For me, something that really encapsulates Christmas (aside from the religious aspects and drinking far too much wine) is to think of others, be generous and kind, and give what you can to make other people who may not be having the best time of their lives a bit of a lift. To that end, I thought it would be a great time to give my first ever blood donation!
I went along to the local Town Hall this afternoon for my appointment, feeling a little bit sick at the thought of being hooked up to a machine that would suck a pint of blood from my veins! After filling in a form I was asked to drink a big drink of juice to keep my blood pressure up and help prevent me from fainting during the appointment. Then a kindly looking male nurse took me into a private booth to ask me some questions about my medical health and history, and to test my iron levels.
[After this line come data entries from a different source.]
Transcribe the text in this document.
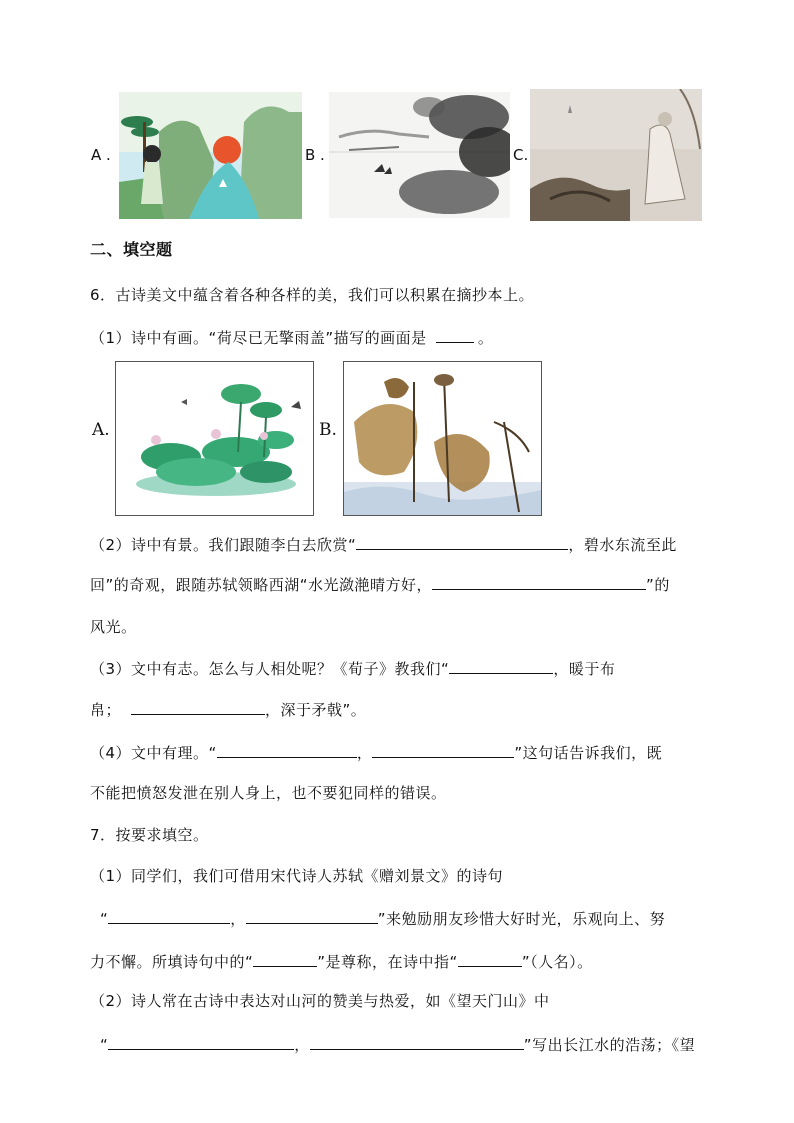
A .	B .	C.
二、填空题
6．古诗美文中蕴含着各种各样的美，我们可以积累在摘抄本上。
（1）诗中有画。“荷尽已无擎雨盖”描写的画面是	。
A.	B.
（2）诗中有景。我们跟随李白去欣赏“	，碧水东流至此
回”的奇观，跟随苏轼领略西湖“水光潋滟晴方好，	”的
风光。
（3）文中有志。怎么与人相处呢？《荀子》教我们“	，暖于布
帛；	，深于矛戟”。
（4）文中有理。“	，	”这句话告诉我们，既
不能把愤怒发泄在别人身上，也不要犯同样的错误。
7．按要求填空。
（1）同学们，我们可借用宋代诗人苏轼《赠刘景文》的诗句
“	，	”来勉励朋友珍惜大好时光，乐观向上、努
力不懈。所填诗句中的“	”是尊称，在诗中指“	”（人名）。
（2）诗人常在古诗中表达对山河的赞美与热爱，如《望天门山》中
“	，	”写出长江水的浩荡；《望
Now if you ever go along to a blood donation for the first time, this is the bit you really won't like. They spike the tip of your finger with a sharp tool, squeeze it until blood comes out and suck some out of the wound with a pipette - then drop a blob in some blue stuff. If the blob sinks, you've got good iron levels. If it floats, you've got a problem and may be anemic (not good for blood donation). The thing is, they don't tell you how much the spike hurts! People would probably just tell me to man up and deal with it - people lose legs and complain less - but honestly it really stings, and the pain lasts for a while after! Anyway, plaster on the offended finger and back to the waiting area I went.
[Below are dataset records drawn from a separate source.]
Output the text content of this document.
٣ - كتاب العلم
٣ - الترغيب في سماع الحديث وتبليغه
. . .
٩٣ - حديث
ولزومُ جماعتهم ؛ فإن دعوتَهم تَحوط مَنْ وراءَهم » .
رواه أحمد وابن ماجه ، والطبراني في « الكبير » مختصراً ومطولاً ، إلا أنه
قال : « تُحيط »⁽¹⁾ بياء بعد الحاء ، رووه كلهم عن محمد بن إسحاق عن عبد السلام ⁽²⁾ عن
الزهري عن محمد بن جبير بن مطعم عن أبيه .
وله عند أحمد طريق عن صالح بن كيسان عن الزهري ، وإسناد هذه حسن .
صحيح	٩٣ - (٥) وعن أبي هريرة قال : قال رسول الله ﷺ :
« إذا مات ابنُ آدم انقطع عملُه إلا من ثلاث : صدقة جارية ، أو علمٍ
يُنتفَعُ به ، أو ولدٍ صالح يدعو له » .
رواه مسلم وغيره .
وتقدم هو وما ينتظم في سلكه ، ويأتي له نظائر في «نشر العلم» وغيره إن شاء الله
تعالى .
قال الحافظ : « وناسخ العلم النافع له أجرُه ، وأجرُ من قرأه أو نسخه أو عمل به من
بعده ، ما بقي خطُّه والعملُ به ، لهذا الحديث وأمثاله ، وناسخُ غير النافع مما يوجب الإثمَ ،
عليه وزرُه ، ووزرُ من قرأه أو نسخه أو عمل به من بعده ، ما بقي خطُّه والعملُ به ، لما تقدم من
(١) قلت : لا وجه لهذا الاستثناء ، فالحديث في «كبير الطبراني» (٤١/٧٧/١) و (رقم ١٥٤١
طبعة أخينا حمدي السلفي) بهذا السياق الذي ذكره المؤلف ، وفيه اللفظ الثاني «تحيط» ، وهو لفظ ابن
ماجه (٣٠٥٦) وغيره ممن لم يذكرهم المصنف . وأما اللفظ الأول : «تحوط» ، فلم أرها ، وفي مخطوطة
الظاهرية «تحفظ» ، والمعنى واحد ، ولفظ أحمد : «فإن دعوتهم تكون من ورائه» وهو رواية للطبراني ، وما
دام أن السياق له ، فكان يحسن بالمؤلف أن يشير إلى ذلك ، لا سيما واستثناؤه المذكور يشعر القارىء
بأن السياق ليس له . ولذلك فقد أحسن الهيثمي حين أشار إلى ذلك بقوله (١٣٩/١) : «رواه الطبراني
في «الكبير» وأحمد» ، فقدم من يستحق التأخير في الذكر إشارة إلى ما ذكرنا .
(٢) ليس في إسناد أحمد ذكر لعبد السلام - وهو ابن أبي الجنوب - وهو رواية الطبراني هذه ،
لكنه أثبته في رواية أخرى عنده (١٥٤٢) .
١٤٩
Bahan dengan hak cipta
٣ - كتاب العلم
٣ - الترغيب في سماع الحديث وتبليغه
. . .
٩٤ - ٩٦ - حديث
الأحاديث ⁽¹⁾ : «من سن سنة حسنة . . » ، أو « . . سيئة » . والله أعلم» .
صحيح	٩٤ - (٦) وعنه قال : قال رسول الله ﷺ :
Shortly a friendly but matronly looking nurse came and fetched me - my turn had arrived. She sat me down in a big scoopy plastic chair with comfy cushions on the feet and behind my head and proceeded to try and find a vein in my left arm. Apparently there weren't any veins in my left arm so she tried the right instead hoping for better luck. Success! A big fat vein perfectly central in my arm. Matron nurse took an antiseptic wipe and polished my elbow vigorously with it like it was a rusty silver Christmas tree ornament, and then I was "ready to go". Eek. On with the blood pressure cuff to make the vein stick out, clenched fist, sharp scratch and "OUCH" the needle was in.
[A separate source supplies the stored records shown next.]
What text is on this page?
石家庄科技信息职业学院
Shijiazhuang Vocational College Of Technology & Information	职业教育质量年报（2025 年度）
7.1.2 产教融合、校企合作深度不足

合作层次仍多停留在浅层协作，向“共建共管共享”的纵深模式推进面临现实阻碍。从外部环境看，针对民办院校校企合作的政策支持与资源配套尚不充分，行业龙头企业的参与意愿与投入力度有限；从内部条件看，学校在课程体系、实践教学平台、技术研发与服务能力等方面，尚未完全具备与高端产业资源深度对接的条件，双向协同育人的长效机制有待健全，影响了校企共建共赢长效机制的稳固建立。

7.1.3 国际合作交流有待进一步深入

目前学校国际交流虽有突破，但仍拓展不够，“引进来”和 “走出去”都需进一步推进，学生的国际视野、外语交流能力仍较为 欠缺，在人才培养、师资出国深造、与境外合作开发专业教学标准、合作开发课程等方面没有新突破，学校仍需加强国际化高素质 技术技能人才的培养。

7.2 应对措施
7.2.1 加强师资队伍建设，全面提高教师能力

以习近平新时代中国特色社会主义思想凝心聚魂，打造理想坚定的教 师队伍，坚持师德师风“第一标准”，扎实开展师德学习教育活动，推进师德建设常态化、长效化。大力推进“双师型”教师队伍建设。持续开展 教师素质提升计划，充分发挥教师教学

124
I watched the blood disappear from my body into the plastic blood bag next to me and felt strangely relaxed as the Christmas tunes played in the background. My arm felt a little tingly but not painful, and I thought about how much my donation would end up helping people. At my Slimming World meeting later, a friend told me how good a thing it was to do, as you really are saving a life by donating. That felt good.
So the donation came to an end, and the machine started to making its bleepy noises and Matron nurse returned to whip the needle out of my arm and get me sat up straight and my arm dressed. I was excited now for my reward of biscuits! After making sure I was okay, I was led over by Matron nurse to the recovery area, where there were trays of chocolate biscuits, crisps and plenty of juice to keep the generous donors' blood sugars up. I grabbed myself an orange chocolate club and some orange squash to match, chilled out for 20 minutes and finally felt ready to go. Not woozy or ill at all, although my arm felt a little heavy but no worse than after a vaccination.
Anyway, that was it! I hope if anybody reading is thinking about donating blood but wants to know more about what goes on, this clears things up and reassures that there really isn't anything to worry about. Go and book that appointment, and give a really important gift this Christmas season.